The tourist industry in Spain breathed a collective sigh of relief on Wednesday as air traffic controllers confirmed they were calling off the three day strike planned for this week. The controllers’ union, UNSCA, postponed the strike over pay and conditions following an outcry from Spain’s tourism industry, which led to intervention from the Spanish Government. However, the industry is not quite out of the woods, and strikes during September have not been ruled out after both parties, (UNSCA and the Airport Authorities), failed to reach an agreement.
About the decision to back-track UNSCA spokesman, Cesar Cabo, claimed: “The union understands the concerns of the tourism sector and passengers.”
However, it seems some damage has already been done with hoteliers and tour operators reporting a slump in sales following the announcement of strike action last week, with late bookings particularly affected.

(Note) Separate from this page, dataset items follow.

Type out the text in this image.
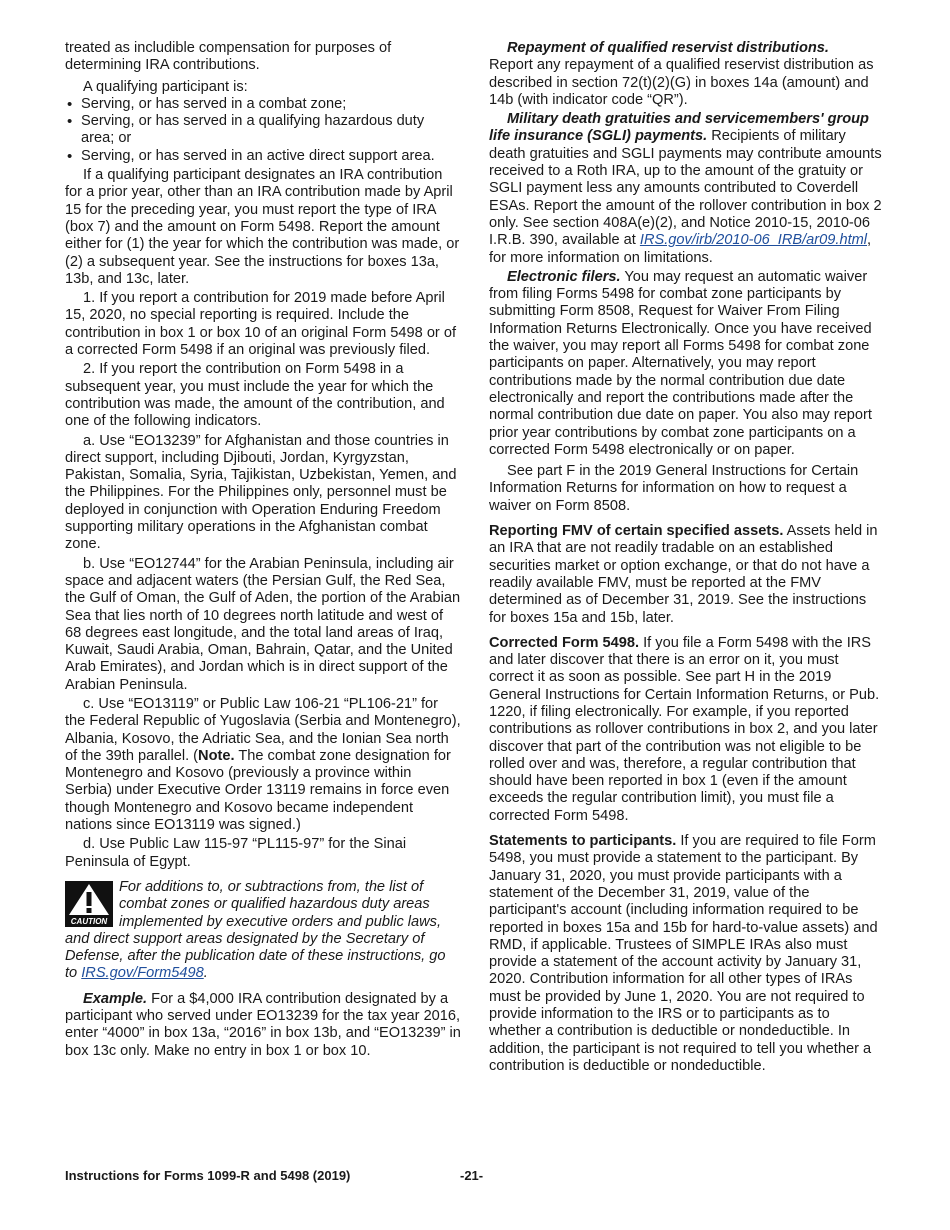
treated as includible compensation for purposes of determining IRA contributions.

A qualifying participant is:

• Serving, or has served in a combat zone;
• Serving, or has served in a qualifying hazardous duty area; or
• Serving, or has served in an active direct support area.

If a qualifying participant designates an IRA contribution for a prior year, other than an IRA contribution made by April 15 for the preceding year, you must report the type of IRA (box 7) and the amount on Form 5498. Report the amount either for (1) the year for which the contribution was made, or (2) a subsequent year. See the instructions for boxes 13a, 13b, and 13c, later.

1. If you report a contribution for 2019 made before April 15, 2020, no special reporting is required. Include the contribution in box 1 or box 10 of an original Form 5498 or of a corrected Form 5498 if an original was previously filed.

2. If you report the contribution on Form 5498 in a subsequent year, you must include the year for which the contribution was made, the amount of the contribution, and one of the following indicators.

a. Use “EO13239” for Afghanistan and those countries in direct support, including Djibouti, Jordan, Kyrgyzstan, Pakistan, Somalia, Syria, Tajikistan, Uzbekistan, Yemen, and the Philippines. For the Philippines only, personnel must be deployed in conjunction with Operation Enduring Freedom supporting military operations in the Afghanistan combat zone.

b. Use “EO12744” for the Arabian Peninsula, including air space and adjacent waters (the Persian Gulf, the Red Sea, the Gulf of Oman, the Gulf of Aden, the portion of the Arabian Sea that lies north of 10 degrees north latitude and west of 68 degrees east longitude, and the total land areas of Iraq, Kuwait, Saudi Arabia, Oman, Bahrain, Qatar, and the United Arab Emirates), and Jordan which is in direct support of the Arabian Peninsula.

c. Use “EO13119” or Public Law 106-21 “PL106-21” for the Federal Republic of Yugoslavia (Serbia and Montenegro), Albania, Kosovo, the Adriatic Sea, and the Ionian Sea north of the 39th parallel. (Note. The combat zone designation for Montenegro and Kosovo (previously a province within Serbia) under Executive Order 13119 remains in force even though Montenegro and Kosovo became independent nations since EO13119 was signed.)

d. Use Public Law 115-97 “PL115-97” for the Sinai Peninsula of Egypt.

CAUTION
For additions to, or subtractions from, the list of combat zones or qualified hazardous duty areas implemented by executive orders and public laws, and direct support areas designated by the Secretary of Defense, after the publication date of these instructions, go to IRS.gov/Form5498.

Example. For a $4,000 IRA contribution designated by a participant who served under EO13239 for the tax year 2016, enter “4000” in box 13a, “2016” in box 13b, and “EO13239” in box 13c only. Make no entry in box 1 or box 10.

Repayment of qualified reservist distributions.

Report any repayment of a qualified reservist distribution as described in section 72(t)(2)(G) in boxes 14a (amount) and 14b (with indicator code “QR”).

Military death gratuities and servicemembers' group life insurance (SGLI) payments. Recipients of military death gratuities and SGLI payments may contribute amounts received to a Roth IRA, up to the amount of the gratuity or SGLI payment less any amounts contributed to Coverdell ESAs. Report the amount of the rollover contribution in box 2 only. See section 408A(e)(2), and Notice 2010-15, 2010-06 I.R.B. 390, available at IRS.gov/irb/2010-06_IRB/ar09.html, for more information on limitations.

Electronic filers. You may request an automatic waiver from filing Forms 5498 for combat zone participants by submitting Form 8508, Request for Waiver From Filing Information Returns Electronically. Once you have received the waiver, you may report all Forms 5498 for combat zone participants on paper. Alternatively, you may report contributions made by the normal contribution due date electronically and report the contributions made after the normal contribution due date on paper. You also may report prior year contributions by combat zone participants on a corrected Form 5498 electronically or on paper.

See part F in the 2019 General Instructions for Certain Information Returns for information on how to request a waiver on Form 8508.

Reporting FMV of certain specified assets. Assets held in an IRA that are not readily tradable on an established securities market or option exchange, or that do not have a readily available FMV, must be reported at the FMV determined as of December 31, 2019. See the instructions for boxes 15a and 15b, later.

Corrected Form 5498. If you file a Form 5498 with the IRS and later discover that there is an error on it, you must correct it as soon as possible. See part H in the 2019 General Instructions for Certain Information Returns, or Pub. 1220, if filing electronically. For example, if you reported contributions as rollover contributions in box 2, and you later discover that part of the contribution was not eligible to be rolled over and was, therefore, a regular contribution that should have been reported in box 1 (even if the amount exceeds the regular contribution limit), you must file a corrected Form 5498.

Statements to participants. If you are required to file Form 5498, you must provide a statement to the participant. By January 31, 2020, you must provide participants with a statement of the December 31, 2019, value of the participant's account (including information required to be reported in boxes 15a and 15b for hard-to-value assets) and RMD, if applicable. Trustees of SIMPLE IRAs also must provide a statement of the account activity by January 31, 2020. Contribution information for all other types of IRAs must be provided by June 1, 2020. You are not required to provide information to the IRS or to participants as to whether a contribution is deductible or nondeductible. In addition, the participant is not required to tell you whether a contribution is deductible or nondeductible.

Instructions for Forms 1099-R and 5498 (2019)	-21-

However, it was not all good news and a strike at UK airports, including Heathrow and Stansted, remained a distinct possibility in the near future. The Unite union announced members had voted for strike action, although there remained hope a compromise could be reached.
The following remained posted on the BAA website last week – “We regret the uncertainty caused to our passengers and business partners by the trade union ballot for strike action at our UK airports. At this stage no flights from our UK airports are affected and no dates for industrial action have been set. More than half of those eligible to vote in the strike ballot did not do so and we believe the result does not provide a clear mandate for strike action. We believe that our offer of a conditional 1.5% pay increase is fair and reasonable during a very difficult economic climate for the aviation industry. We look forward to meeting the trade unions on Monday 16 August and are ready to meet over the weekend to quickly conclude an agreement.”